Corriere della Sera - La Lettura
DOVE CI PORTA IL LUNGO ADDIO DEI CETI MEDI
Esistono ancora le classi sociali? Il quadro demografico dell’Italia appare frastagliato, lontano da ogni rigida classificazione. Se negli anni Settanta Paolo Sylos Labini indicava sei classi sociali, adesso l’Istat divide la popolazione in nove gruppi, dai pensionati alla classe dirigente, dai disoccupati ai benestanti. Non si parla più di proletariato, ma di «colletti blu», mentre gli impiegati sono «colletti bianchi», nella definizione che ne diede Charles Wright Mills nel 1951.
Definirli gruppi, piuttosto che classi, lascia aperta la porta della mobilità orizzontale e non crea problemi di identità. Anche perché l’ascensore che permetteva di salire la scala sociale adesso è in manutenzione, e si rischiano declassamenti impietosi a causa della crisi e della pandemia. Ma il dato più significativo, a dimostrazione di come sia cambiata la popolazione italiana, è la grande incidenza di pensionati, pari al 26 per cento. Tra questi, le «pensioni d’argento» sono quelle che assicurano un relativo benessere. Si parla allora di gruppi sociali eterogenei, ordinati a fini statistici, che in realtà non si incontrano, né si conoscono.
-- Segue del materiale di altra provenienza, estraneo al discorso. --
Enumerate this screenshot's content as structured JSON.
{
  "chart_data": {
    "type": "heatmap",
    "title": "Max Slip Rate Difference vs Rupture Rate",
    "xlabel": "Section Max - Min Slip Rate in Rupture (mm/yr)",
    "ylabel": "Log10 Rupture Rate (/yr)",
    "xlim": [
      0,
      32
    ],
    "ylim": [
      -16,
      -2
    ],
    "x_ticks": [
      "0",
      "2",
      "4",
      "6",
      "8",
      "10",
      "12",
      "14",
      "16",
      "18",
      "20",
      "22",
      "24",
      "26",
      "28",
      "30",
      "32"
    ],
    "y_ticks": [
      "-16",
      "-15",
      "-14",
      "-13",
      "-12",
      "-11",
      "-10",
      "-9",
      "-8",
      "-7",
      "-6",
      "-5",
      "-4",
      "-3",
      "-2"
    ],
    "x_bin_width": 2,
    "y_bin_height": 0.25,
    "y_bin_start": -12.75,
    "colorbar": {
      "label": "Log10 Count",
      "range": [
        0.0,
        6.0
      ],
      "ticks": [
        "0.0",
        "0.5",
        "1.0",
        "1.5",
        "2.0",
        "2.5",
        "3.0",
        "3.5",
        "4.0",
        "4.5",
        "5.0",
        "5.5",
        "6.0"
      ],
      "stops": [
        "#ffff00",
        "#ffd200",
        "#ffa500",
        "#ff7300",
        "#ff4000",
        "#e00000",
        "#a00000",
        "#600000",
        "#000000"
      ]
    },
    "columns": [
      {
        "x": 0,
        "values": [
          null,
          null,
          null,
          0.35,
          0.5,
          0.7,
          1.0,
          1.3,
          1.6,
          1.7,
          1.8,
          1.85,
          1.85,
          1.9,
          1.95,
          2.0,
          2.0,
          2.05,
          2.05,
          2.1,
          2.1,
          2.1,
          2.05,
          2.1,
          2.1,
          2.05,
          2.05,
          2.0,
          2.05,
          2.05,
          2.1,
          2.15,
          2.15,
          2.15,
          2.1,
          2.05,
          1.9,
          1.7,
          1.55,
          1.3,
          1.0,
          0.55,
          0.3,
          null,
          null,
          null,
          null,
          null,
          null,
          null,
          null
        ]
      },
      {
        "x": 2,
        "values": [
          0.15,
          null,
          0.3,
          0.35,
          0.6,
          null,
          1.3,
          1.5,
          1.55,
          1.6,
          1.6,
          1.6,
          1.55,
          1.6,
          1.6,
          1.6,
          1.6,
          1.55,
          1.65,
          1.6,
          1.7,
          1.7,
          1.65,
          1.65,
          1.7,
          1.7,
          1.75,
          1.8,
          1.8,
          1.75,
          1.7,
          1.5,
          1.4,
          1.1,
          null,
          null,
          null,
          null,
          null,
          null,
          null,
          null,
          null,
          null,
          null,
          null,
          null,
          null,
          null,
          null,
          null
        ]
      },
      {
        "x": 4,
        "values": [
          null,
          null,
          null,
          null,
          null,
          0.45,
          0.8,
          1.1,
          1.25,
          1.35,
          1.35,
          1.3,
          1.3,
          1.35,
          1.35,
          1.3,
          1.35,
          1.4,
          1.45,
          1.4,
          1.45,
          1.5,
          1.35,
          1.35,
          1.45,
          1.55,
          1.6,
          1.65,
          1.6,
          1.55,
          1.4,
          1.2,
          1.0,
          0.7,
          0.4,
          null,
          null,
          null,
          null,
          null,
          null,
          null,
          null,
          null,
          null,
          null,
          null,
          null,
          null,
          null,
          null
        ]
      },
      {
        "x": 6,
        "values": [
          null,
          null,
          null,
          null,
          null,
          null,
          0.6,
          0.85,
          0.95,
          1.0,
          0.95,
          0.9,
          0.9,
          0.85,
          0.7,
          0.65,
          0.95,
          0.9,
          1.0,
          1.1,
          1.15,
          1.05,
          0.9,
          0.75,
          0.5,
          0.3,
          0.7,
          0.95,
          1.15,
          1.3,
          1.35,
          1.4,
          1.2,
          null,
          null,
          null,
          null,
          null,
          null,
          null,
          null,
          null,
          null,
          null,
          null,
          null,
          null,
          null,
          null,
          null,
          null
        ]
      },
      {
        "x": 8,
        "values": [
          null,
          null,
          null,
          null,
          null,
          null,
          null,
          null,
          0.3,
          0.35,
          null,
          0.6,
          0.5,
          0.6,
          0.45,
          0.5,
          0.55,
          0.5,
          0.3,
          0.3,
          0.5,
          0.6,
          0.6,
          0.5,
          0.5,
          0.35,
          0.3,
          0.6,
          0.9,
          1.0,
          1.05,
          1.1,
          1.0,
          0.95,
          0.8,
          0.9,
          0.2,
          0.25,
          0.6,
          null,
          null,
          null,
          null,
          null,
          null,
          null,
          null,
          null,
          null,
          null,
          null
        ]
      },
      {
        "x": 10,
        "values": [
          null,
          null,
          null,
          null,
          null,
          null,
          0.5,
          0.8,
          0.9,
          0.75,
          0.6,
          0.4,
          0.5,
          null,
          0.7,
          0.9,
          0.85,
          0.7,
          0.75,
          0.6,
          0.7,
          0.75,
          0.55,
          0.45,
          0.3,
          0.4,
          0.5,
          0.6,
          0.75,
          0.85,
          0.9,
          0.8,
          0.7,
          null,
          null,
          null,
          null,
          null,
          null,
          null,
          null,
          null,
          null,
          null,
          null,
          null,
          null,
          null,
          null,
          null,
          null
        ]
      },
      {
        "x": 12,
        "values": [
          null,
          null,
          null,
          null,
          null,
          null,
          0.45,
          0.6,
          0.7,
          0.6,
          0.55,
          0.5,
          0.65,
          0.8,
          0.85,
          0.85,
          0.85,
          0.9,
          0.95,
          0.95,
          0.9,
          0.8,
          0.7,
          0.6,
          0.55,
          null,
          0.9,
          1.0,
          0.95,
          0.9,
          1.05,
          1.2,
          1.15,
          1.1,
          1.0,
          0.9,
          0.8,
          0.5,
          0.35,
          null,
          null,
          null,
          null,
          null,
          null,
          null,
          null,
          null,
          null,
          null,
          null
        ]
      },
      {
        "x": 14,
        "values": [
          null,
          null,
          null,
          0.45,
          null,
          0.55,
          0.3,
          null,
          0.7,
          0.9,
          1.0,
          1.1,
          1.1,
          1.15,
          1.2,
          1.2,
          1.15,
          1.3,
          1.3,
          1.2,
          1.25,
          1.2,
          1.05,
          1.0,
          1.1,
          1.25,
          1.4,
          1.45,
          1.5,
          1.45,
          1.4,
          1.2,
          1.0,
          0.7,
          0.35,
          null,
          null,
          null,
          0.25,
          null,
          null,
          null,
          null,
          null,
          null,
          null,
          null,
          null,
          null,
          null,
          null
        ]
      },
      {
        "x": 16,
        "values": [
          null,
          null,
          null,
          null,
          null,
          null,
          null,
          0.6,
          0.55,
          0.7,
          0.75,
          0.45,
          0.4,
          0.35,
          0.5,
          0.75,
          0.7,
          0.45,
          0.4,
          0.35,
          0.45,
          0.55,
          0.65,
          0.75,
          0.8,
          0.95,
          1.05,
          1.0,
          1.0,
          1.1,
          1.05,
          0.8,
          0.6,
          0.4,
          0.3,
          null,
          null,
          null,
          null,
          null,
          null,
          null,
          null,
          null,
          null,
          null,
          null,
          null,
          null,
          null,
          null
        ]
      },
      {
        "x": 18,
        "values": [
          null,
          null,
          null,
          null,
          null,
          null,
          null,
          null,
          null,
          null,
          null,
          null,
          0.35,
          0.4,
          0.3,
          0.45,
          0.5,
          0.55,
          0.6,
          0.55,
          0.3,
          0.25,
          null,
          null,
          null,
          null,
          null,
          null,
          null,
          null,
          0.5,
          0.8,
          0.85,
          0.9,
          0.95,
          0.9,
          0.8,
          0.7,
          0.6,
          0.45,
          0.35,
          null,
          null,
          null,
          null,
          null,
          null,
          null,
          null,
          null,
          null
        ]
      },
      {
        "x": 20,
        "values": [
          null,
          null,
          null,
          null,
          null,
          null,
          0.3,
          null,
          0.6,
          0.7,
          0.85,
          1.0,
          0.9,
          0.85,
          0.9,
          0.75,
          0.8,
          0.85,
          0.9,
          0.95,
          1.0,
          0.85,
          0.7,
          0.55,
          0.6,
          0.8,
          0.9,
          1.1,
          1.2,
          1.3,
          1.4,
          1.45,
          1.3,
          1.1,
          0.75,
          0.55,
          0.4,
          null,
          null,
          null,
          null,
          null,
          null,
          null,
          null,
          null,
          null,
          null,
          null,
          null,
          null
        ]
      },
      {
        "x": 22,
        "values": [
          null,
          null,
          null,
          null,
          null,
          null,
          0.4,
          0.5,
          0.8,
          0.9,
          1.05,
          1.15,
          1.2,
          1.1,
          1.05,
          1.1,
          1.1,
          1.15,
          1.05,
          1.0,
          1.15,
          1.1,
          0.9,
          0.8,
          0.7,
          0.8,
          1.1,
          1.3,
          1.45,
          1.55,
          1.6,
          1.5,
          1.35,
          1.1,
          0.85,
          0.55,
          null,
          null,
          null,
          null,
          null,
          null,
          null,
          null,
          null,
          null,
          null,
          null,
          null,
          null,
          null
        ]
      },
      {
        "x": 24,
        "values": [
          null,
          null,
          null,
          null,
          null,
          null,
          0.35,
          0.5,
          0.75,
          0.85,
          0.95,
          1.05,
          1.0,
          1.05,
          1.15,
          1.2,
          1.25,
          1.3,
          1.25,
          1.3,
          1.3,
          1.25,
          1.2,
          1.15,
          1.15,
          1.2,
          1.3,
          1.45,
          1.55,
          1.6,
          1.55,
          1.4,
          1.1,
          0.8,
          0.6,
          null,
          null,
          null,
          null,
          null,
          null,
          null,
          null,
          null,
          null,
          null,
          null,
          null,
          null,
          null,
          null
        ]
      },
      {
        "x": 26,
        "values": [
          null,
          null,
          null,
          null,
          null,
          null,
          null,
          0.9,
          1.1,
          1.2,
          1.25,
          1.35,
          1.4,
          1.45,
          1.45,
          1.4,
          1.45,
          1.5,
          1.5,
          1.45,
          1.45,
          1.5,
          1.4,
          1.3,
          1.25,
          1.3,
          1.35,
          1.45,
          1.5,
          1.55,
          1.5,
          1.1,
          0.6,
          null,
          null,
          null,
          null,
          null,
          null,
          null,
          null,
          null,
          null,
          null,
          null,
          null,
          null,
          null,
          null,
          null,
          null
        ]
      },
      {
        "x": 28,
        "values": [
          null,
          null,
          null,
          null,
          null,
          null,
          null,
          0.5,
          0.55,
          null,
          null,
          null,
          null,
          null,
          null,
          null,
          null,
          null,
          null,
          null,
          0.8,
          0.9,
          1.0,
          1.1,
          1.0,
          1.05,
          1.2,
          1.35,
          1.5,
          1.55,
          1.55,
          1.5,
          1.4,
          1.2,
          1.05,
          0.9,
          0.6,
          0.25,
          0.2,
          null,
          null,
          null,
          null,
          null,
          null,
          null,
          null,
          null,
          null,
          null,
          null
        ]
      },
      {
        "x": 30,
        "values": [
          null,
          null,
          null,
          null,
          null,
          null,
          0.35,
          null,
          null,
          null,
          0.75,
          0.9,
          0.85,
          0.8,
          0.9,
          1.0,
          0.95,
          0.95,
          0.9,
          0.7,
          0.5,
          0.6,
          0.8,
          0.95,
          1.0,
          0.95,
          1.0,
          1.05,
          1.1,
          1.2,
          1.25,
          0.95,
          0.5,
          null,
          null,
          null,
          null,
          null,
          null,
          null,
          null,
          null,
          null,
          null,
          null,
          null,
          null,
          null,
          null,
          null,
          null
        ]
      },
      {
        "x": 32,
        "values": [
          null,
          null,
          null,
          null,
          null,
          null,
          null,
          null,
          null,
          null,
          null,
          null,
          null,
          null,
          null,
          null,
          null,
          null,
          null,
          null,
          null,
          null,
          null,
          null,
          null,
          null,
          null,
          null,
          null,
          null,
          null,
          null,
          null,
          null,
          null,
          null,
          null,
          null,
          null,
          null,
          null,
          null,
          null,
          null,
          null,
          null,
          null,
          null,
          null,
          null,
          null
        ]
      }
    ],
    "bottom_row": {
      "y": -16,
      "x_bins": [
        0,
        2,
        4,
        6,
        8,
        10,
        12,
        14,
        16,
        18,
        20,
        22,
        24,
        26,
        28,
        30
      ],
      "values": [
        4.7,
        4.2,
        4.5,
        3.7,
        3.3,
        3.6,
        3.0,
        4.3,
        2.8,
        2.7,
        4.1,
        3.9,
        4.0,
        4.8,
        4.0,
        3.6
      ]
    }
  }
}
Ad accomunarli non è l’appartenenza alla stessa classe, ma il reddito pro-capite e la propensione a consumare.
Infatti l’automazione dei processi produttivi e la delocalizzazione del lavoro hanno fatto venire meno l’ingrediente principale della classe: la coscienza di classe. La consapevolezza di vivere le stesse esperienze, fianco a fianco, condividere problemi e speranze, adesso non esiste più. L’individualismo ha distrutto la coscienza di classe e, con essa, la solidarietà, la comunanza, ma anche il senso di responsabilità verso l’altro. Ognuno cerca di salvare sé stesso.
Se il proletariato si è dileguato dietro la smaterializzazione del lavoro, senza classe e dignità del lavoro restano i sottoproletari, il popolo disperso del Lumpenproletariat di Karl Marx, a cui rischiano di aggiungersi i precari non stabilizzati. Erano l’esercito di riserva dell’industria, ora sono cresciuti a dismisura; hanno risucchiato al loro interno, inglobandole, le vittime della crisi. Ma nessuno li chiama, perché il lavoro non c’è.
Una volta la classe media, composta di impiegati, commercianti, lavoratori autonomi, era la più numerosa: il grande centro, che tuttavia non si è mai riconosciuto come classe. Più o meno agiati, forti di solide certezze, non avrebbero mai immaginato che l’avvento della società liquida li avrebbe destabilizzati, cancellando ogni prospettiva. Divisi e depauperati, hanno visto crollare il mondo su cui avevano fatto affidamento. Minacciano di disperdersi tra i nuovi poveri, che hanno superato i cinque milioni. Non una classe, ma persone che hanno perso il lavoro o la casa. Non c’è nulla della dignità del proletariato, fiero del suo lavoro, che contribuiva a far crescere il mercato. I nuovi poveri hanno scarsa capacità di spesa; sono loro i «consumatori difettosi», che rappresentano un problema per l’economia.
Il loro lungo addio passa attraverso l’uscita dalla società di massa, così l’affermazione «non esiste più la classe media» finisce per diventare un luogo comune, al pari del banalissimo «non esistono più le stagioni».